If the lithium-ion cells or batteries exceed 100 watt-hours, only 2 cells or batteries not exceeding 160 watt-hours each are permitted. Cells or batteries that exceed the 160 watt-hour limit are not allowed as checked or carry-on baggage.

Passengers are asked to transport PEDs in the carry-on baggage. When this is not possible, the device must be switched off and measures must be taken to ensure it cannot be accidentally activated when placed in checked baggage.

Air Canada Drone and Lithium Battery Policies

Air Canada will transport drones under the following conditions:

Drones are accepted in carry-on baggage on the condition that they remain turned off and safely stowed at all times. They cannot be used onboard the aircraft.

Drones are accepted in checked baggage: the lithium batteries must be removed from the drone and carried onboard in carry-on baggage. Drones must be properly packaged for shipping.

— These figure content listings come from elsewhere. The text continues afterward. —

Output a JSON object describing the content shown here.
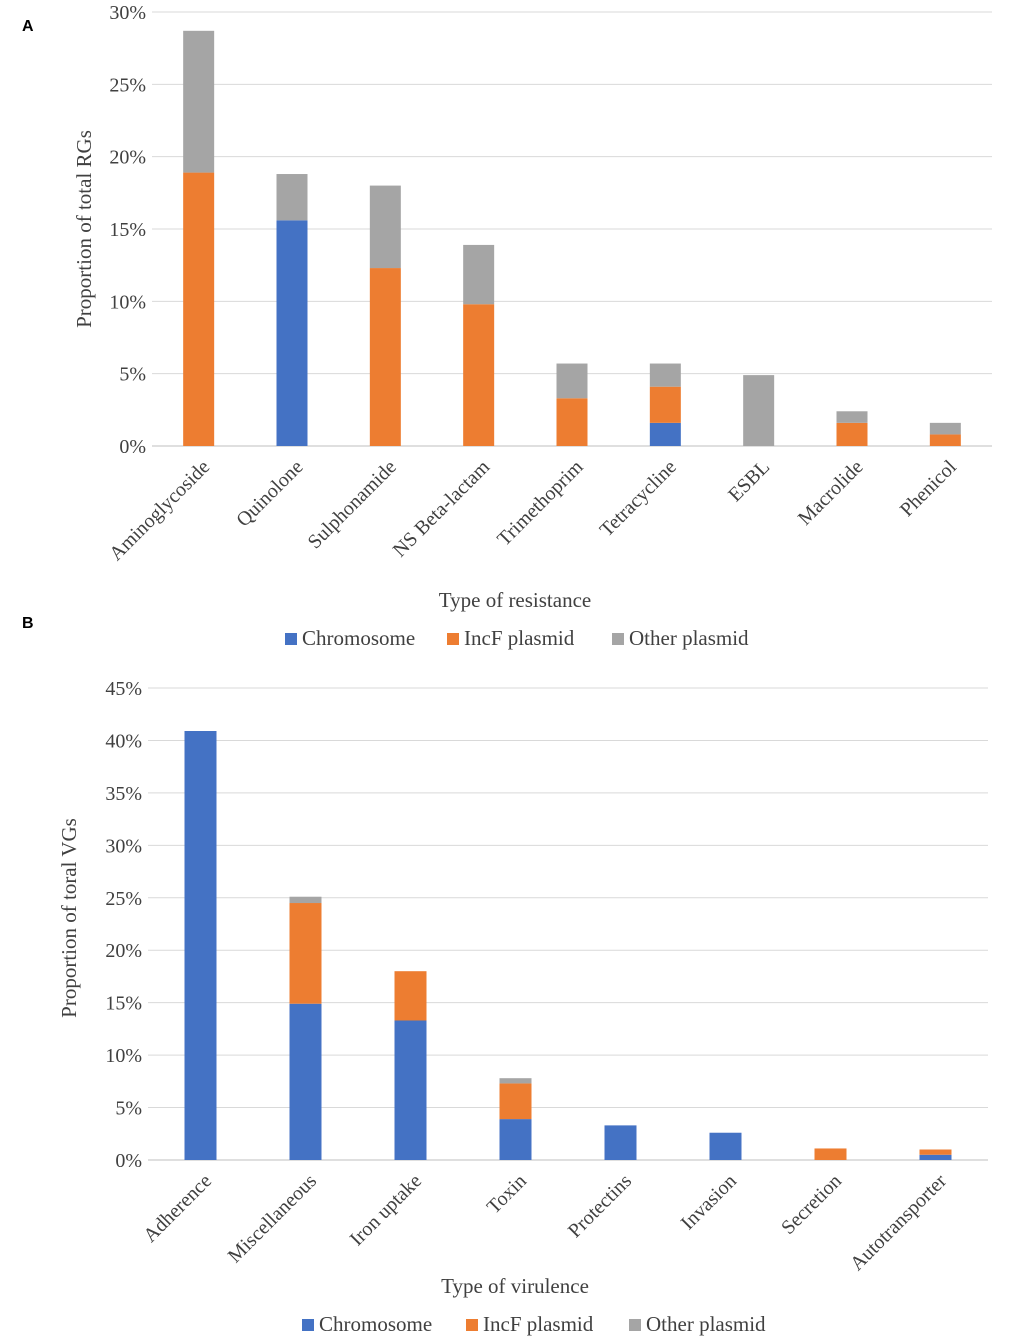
{
  "colors": {
    "chromosome": "#4472c4",
    "incf": "#ed7d31",
    "other": "#a5a5a5"
  },
  "chart_data": [
    {
      "panel": "A",
      "type": "bar",
      "stacked": true,
      "title": "",
      "xlabel": "Type of resistance",
      "ylabel": "Proportion of total RGs",
      "ylim": [
        0,
        30
      ],
      "yticks": [
        "0%",
        "5%",
        "10%",
        "15%",
        "20%",
        "25%",
        "30%"
      ],
      "grid": true,
      "legend": "bottom",
      "categories": [
        "Aminoglycoside",
        "Quinolone",
        "Sulphonamide",
        "NS Beta-lactam",
        "Trimethoprim",
        "Tetracycline",
        "ESBL",
        "Macrolide",
        "Phenicol"
      ],
      "series": [
        {
          "name": "Chromosome",
          "color": "#4472c4",
          "values": [
            0,
            15.6,
            0,
            0,
            0,
            1.6,
            0,
            0,
            0
          ]
        },
        {
          "name": "IncF plasmid",
          "color": "#ed7d31",
          "values": [
            18.9,
            0,
            12.3,
            9.8,
            3.3,
            2.5,
            0,
            1.6,
            0.8
          ]
        },
        {
          "name": "Other plasmid",
          "color": "#a5a5a5",
          "values": [
            9.8,
            3.2,
            5.7,
            4.1,
            2.4,
            1.6,
            4.9,
            0.8,
            0.8
          ]
        }
      ]
    },
    {
      "panel": "B",
      "type": "bar",
      "stacked": true,
      "title": "",
      "xlabel": "Type of virulence",
      "ylabel": "Proportion of toral VGs",
      "ylim": [
        0,
        45
      ],
      "yticks": [
        "0%",
        "5%",
        "10%",
        "15%",
        "20%",
        "25%",
        "30%",
        "35%",
        "40%",
        "45%"
      ],
      "grid": true,
      "legend": "bottom",
      "categories": [
        "Adherence",
        "Miscellaneous",
        "Iron uptake",
        "Toxin",
        "Protectins",
        "Invasion",
        "Secretion",
        "Autotransporter"
      ],
      "series": [
        {
          "name": "Chromosome",
          "color": "#4472c4",
          "values": [
            40.9,
            14.9,
            13.3,
            3.9,
            3.3,
            2.6,
            0,
            0.5
          ]
        },
        {
          "name": "IncF plasmid",
          "color": "#ed7d31",
          "values": [
            0,
            9.6,
            4.7,
            3.4,
            0,
            0,
            1.1,
            0.5
          ]
        },
        {
          "name": "Other plasmid",
          "color": "#a5a5a5",
          "values": [
            0,
            0.6,
            0,
            0.5,
            0,
            0,
            0,
            0
          ]
        }
      ]
    }
  ]
}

When it comes to lithium batteries, Air Canada will accept the following in carry-on baggage only*: consumer electronic devices containing accepted lithium ion cells or batteries with a rating of not more than 100 Wh each; spare lithium ion cells or batteries with a rating of not more than 100 Wh each.

A maximum of two (2) individually protected spare lithium-ion batteries with a rating of 100 Wh but not exceeding 160 Wh may be carried per passenger in carry-on baggage only*, pending approval by Air Canada airport agents.

* On smaller aircraft (e.g. Jazz Dash-8 or CRJ) with limited onboard storage space, you’re asked to deposit your carry-on items on a cart as you board the plane. Battery-powered devices and spare batteries must always be removed from the carry-on baggage that is deposited on such carts and carried into the aircraft cabin.

How to Travel Internationally with a Drone

The information covered in most of this post pertains to domestic and international flights originating from airports in U.S. and Canada and specifically with the major U.S. and Canadian airlines mentioned.

If you are traveling and/or connecting internationally outside of the U.S. and Canada be sure to check with the transportation authority at your destination or connection points for their rules and restriction.

If you are not flying with any of the carriers mentioned previously, then, by all means, check with the specific airline for their policies.

When flying internationally, it is quite common to have connecting flights on other airlines (such as codeshare partner airlines) in order to get to your destination. Don’t forget to double check their website as well for their drone and lithium battery transport policies as well as their baggage size restrictions.

One last tip! Individual countries have their own laws and regulations when it comes to the use of drones. Some may even require you to apply for a license before flying. Be sure to research to determine the restrictions before your arrival.